Tudo isto posto, é evidente que os sinais de recuperação da indústria automobilística em março – e também no primeiro trimestre deste ano, se considerada a estatística relativa à venda – é a notícia mais relevante que os números divulgados trazem. No caso da venda, o aumento foi bastante significativo e ainda que muitos analistas possam dizer que houve "antecipação de vendas" em função da isenção do IPI, que terminaria em março e acabou prorrogada até julho, a realidade é um pouco mais complexa e, neste caso particular, animadora. Em primeiro lugar, o argumento da antecipação, especialmente nas vendas ocorridas no mês de março, é capenga porque os compradores estavam relativamente bem informados sobre a grande chance de a isenção continuar. Hoje, por exemplo, já é sabido que o governo estuda manter essa medida até o fim do ano. Quantos compradores de automóveis realmente anteciparam o negócio em função do IPI reduzido? Só Deus sabe, porque não há estatísticas sobre o assunto.

Mais importante do que a questão do imposto menor, porém, é um outro fato que está passando despercebido dos jornalistas: automóvel é um bem caro e bastante dependente de crédito. Se as vendas aumentaram, é lícito supor que o "empoçamento" de crédito nos bancos, sobre o qual tanto se falou em novembro e dezembro, não existe mais, pelo menos não na magnitude verificada três ou quatro meses atrás. Isto é um sinal de que a economia está girando, que o dinheiro voltou a fluir.

Ativo e vigilante

O jornalismo praticado na internet pelos grandes portais ainda não dá conta de análises mais profundas – nos três casos apontados acima as reportagens apenas relatam a numeralha divulgada pela Anfavea. Chama atenção, porém, que o UOL tenha preferido destacar a única estatística negativa da série apresentada pelos fabricantes de automóveis. Estatística esta, inclusive, que pode ser considerada bastante razoável se o jornalista pensar um pouco sobre o cenário de um ano atrás, quando a economia brasileira estava engatando a sexta marcha e os concessionários ofereciam planos de até 100 meses para os consumidores pagaram pelo sonho do carrinho zero quilômetro.
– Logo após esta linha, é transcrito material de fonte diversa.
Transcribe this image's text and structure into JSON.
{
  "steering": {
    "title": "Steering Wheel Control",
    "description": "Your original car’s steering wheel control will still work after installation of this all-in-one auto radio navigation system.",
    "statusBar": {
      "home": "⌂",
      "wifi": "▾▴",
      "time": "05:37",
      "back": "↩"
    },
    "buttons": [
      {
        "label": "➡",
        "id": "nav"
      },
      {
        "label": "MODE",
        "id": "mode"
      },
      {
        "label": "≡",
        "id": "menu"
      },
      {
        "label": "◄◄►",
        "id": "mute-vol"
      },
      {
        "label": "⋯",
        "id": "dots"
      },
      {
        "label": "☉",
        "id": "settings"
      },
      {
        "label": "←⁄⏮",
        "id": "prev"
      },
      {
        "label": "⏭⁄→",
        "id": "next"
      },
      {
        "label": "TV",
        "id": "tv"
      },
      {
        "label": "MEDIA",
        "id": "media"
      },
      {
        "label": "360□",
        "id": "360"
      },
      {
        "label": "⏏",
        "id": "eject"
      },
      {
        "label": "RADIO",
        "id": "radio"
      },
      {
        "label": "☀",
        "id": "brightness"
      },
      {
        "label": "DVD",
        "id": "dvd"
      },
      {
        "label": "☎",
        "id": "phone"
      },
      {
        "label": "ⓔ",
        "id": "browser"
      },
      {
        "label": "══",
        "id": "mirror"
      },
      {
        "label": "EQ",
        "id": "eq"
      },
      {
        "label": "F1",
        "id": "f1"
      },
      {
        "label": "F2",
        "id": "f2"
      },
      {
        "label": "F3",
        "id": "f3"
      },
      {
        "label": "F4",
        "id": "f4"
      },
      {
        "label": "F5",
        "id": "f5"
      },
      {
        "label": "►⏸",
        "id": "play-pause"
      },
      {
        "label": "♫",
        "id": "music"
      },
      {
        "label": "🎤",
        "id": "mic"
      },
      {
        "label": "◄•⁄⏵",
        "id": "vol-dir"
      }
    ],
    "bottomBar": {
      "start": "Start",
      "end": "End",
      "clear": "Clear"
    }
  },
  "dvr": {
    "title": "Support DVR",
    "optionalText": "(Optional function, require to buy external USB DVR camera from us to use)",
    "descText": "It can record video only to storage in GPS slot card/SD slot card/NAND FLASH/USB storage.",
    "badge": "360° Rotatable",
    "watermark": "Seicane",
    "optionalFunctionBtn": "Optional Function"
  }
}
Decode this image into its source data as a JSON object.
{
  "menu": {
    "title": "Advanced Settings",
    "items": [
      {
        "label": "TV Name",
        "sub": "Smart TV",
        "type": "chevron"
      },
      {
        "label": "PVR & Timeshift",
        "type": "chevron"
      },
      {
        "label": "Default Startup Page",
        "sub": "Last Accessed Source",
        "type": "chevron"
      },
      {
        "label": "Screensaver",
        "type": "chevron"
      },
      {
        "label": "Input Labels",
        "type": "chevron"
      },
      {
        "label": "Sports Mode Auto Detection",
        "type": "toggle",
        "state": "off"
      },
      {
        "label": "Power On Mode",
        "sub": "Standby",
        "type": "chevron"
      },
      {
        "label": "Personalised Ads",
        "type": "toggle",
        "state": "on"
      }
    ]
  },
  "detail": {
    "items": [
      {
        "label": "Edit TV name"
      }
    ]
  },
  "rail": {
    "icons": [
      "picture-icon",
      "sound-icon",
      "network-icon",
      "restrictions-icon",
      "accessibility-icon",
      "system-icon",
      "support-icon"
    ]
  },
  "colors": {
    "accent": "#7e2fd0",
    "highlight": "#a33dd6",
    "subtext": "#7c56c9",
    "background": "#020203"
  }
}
Uma queda na produção no primeiro trimestre deste ano em relação ao mesmo período de 2008 era bola cantada depois da eclosão da crise, já o aumento das vendas neste mesmo período é algo que nenhum analista poderia prever no final de 2008. Notícia, como se aprende em qualquer faculdade mequetrefe de jornalismo, é quando o homem morde o cachorro (recorde de vendas de automóveis em plena crise financeira global) e não quando o cachorro morde o homem (produção de veículos cai durante a crise mais brava do capitalismo desde 1929).

A partir das edições de terça-feira (7/4), os jornalões deverão tratar o assunto com mais profundidade. Voltaremos ao tema se houver sinais de manipulação, erros ou incorreção nas matérias. Por ora fica a dica para o leitor da web: ao ler uma matéria sobre estatísticas econômicas, confira em mais de um portal. Com certeza a mesma notícia será apresentada de maneiras diferentes. Um pouco de leitura comparada e reflexão sobre o que se lê não faz mal a ninguém. Ao contrário, é um bom exercício para manter o cérebro ativo e a consciência vigilante.